I've tried a few approaches that I'll describe below:
A Slow Solution
I think a straightforward but slow solution is to try all pairwise merges and repeat until no more merges can be done:
(sorry, I haven't run this code, but hopefully it illustrates the idea)
while not merged_anything:
merged_anything = False
for i in range(len(intervals)):
j = i + 1
while j < len(intervals):
if CanMerge(intervals[i], intervals[j]):
intervals[i] = Merge(intervals[i], intervals[j])
del intervals[j]
merged_anything = True
else:
j += 1
After every pass through the list where we merge something, I think we need to go back to the beginning and repeat because it's possible that after merging two intervals, you are now able to merge a third one that was out of order.
For example:
[((0, 5), (0, 5)), ((0, 5), (10, 15)), ((0, 5), (5, 10))]

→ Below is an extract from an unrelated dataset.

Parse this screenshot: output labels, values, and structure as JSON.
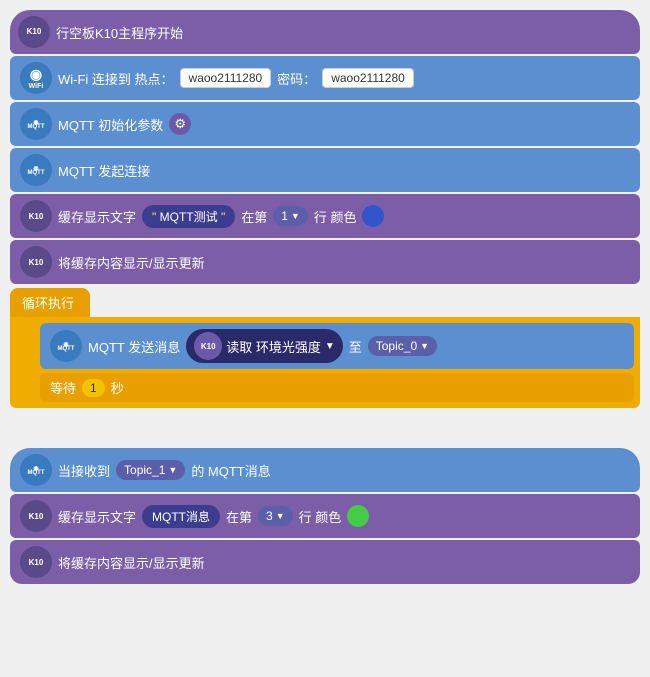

On the first pass, you'll be able to merge the first and third intervals. You'd need to go back to the beginning again to then merge in the second interval. The worst case would be like this:
[((0, 5), (0, 5)), ((0, 5), (1000, 1005)), ... , ((0, 5), (15, 20)), ((0, 5), (10, 15)), ((0, 5), (5, 10))]
This solution seems to be O(n^3) worst case.
Attempting to Modify the Sorting Approach for One Number Line
There is an O(nlogn) algorithm for merging overlapping intervals on one number line. One solution is here: http://www.geeksforgeeks.org/merging-intervals/ .
I first tried to extend it by sorting by the start of the range on number line A and then merging if the ranges on number line B also intersected. Unfortunately, it was naive and here is a case that would break it:
[((0, 3), (0, 3)), ((1, 2), (7, 9)), ((3, 4), (2, 3))]
We can merge ((0, 3), (0, 3)) with ((3, 4), (2, 3)), but because ((1, 2), (7, 9)) is between them and cannot be merged with either, the algorithm will never consider merging the first and last ranges.
Sorting by the start of the range on number line B or some iteration that switches between sorting on number line A and B won't work either. This example would break it
[((0, 3), (0, 3)), ((1, 2), (7, 9)), ((7, 9), (1, 2)), ((3, 4), (2, 3))]
The problem with this first method is that on number line A, there are multiple candidates that could be merged with (0, 3), but the first candidate to be processed in the sorted order might not be mergeable because of its range on number line B; however, subsequent candidates can still work.
Combining Sorting with Slow Solution
I also considered the possibility of sorting the intervals before inputting them to the slow solution. But a case like this would still induce worst case behavior if we tried to sort by the start of the interval on number line A:
[((0, 1005), (0, 5)), ((5, 1005), (1000, 1005)), ... , ((985, 1005), (990, 1000)), ((995, 1005), (10, 15)), ((1000, 1005), (5, 10))]
More Complicated Data Structures?
Maybe processing the intervals sorted by where they start on number line A will be helpful. By sorting the intervals based on number line A, we quickly get all the relevant candidates that have a interval on number line A that can be merged. However, of the candidate intervals, we can't quickly find which can be merged on number line B.
I have some understanding of the ideas behind segment trees and interval trees, but it seems like we'd have to rebuild/update them every time something gets merged? Any ideas? Thanks for the help.